Over 4,600 people in Lukanga Swamps in Kapiri Mposhi district have been vaccinated against cholera.This is out of 5,000 people targeted to receive the vaccine to avert the outbreak of the viral disease in the area.
According to the World Health Organisation, cholera vaccination is a complementary cholera prevention and control measure, which can be implemented in the short-to-medium term, while access to other primary prevention measures such as safe water and sanitation improve.Recent scientific research suggests that the first dose alone of the vaccine provides short-term protection.A study by Ferreras et al. (2018) in Zambia concluded that single-dose regimens provide protection in populations with less exposure to cholera, such as those in Lusaka and much of Africa.
During the 2018 first quarter District Development Coordinating Committee Meeting (DDCC) District Health Senior Environmental Health Officer Nephat Banda
said the District Medical Office (DMO) decided to administer the vaccine in Lukanga Swamps following the presence of Vibrio Cholerae in all the seven samples of water collected in the area.

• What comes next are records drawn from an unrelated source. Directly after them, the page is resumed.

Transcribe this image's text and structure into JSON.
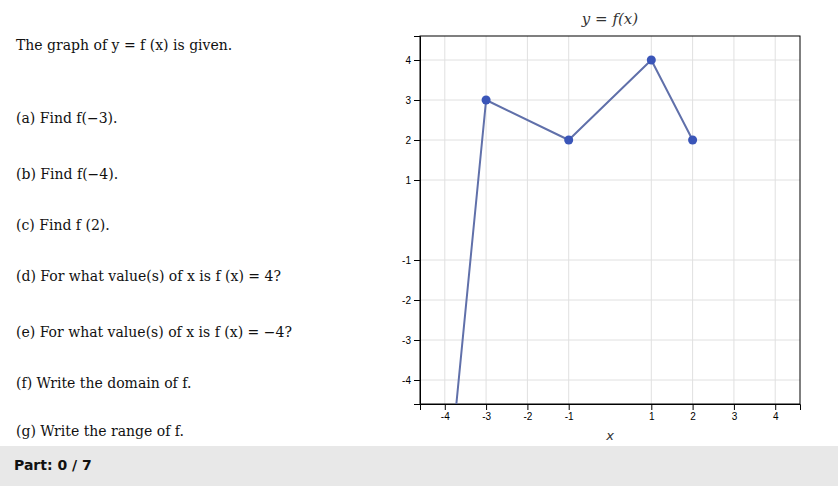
{
  "chart_data": {
    "type": "line",
    "title": "y = f(x)",
    "x_label": "x",
    "xlim": [
      -4.6,
      4.6
    ],
    "ylim": [
      -4.6,
      4.6
    ],
    "xticks": [
      -4,
      -3,
      -2,
      -1,
      1,
      2,
      3,
      4
    ],
    "yticks": [
      -4,
      -3,
      -2,
      -1,
      1,
      2,
      3,
      4
    ],
    "grid": true,
    "series": [
      {
        "type": "line",
        "color": "#6070aa",
        "x": [
          -3.72,
          -3,
          -1,
          1,
          2
        ],
        "values": [
          -4.6,
          3,
          2,
          4,
          2
        ]
      },
      {
        "type": "scatter",
        "color": "#3a55b8",
        "marker": "circle",
        "x": [
          -3,
          -1,
          1,
          2
        ],
        "values": [
          3,
          2,
          4,
          2
        ]
      }
    ],
    "annotations": [
      "The graph of y = f (x) is given.",
      "(a) Find f(−3).",
      "(b) Find f(−4).",
      "(c) Find f (2).",
      "(d) For what value(s) of x is f (x) = 4?",
      "(e) For what value(s) of x is f (x) = −4?",
      "(f) Write the domain of f.",
      "(g) Write the range of f.",
      "Part: 0 / 7"
    ]
  }
}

“Late last year, we tested water in the swamps and it was discovered that the water was contaminated, so we embarked on implementing various interventions among them vaccinating 4, 665 people against cholera,” Mr. Banda said.
Mr. Banda noted that the area which is susceptible to cholera all year round had not recorded any case of the viral disease partly because of the timely administration of the vaccine.He stated that his office is still on the ground implementing various interventions that include sensitization campaigns in the area on hygienic practices.
“Lukanga Swamps is endemic to cholera and when we started recording the disease elsewhere in the country we had to implement interventions to serve the live of the people,” Mr. Banda said.
And the DDCC has commended government for extending the fishing ban in all the fisheries in view of the outbreak of Cholera in the country.
Research shows that although cholera occurs throughout Africa, its highest incidence is concentrated in a small proportion of the continent. Prioritising high-risk areas could substantially increase the efficiency of cholera control programmes.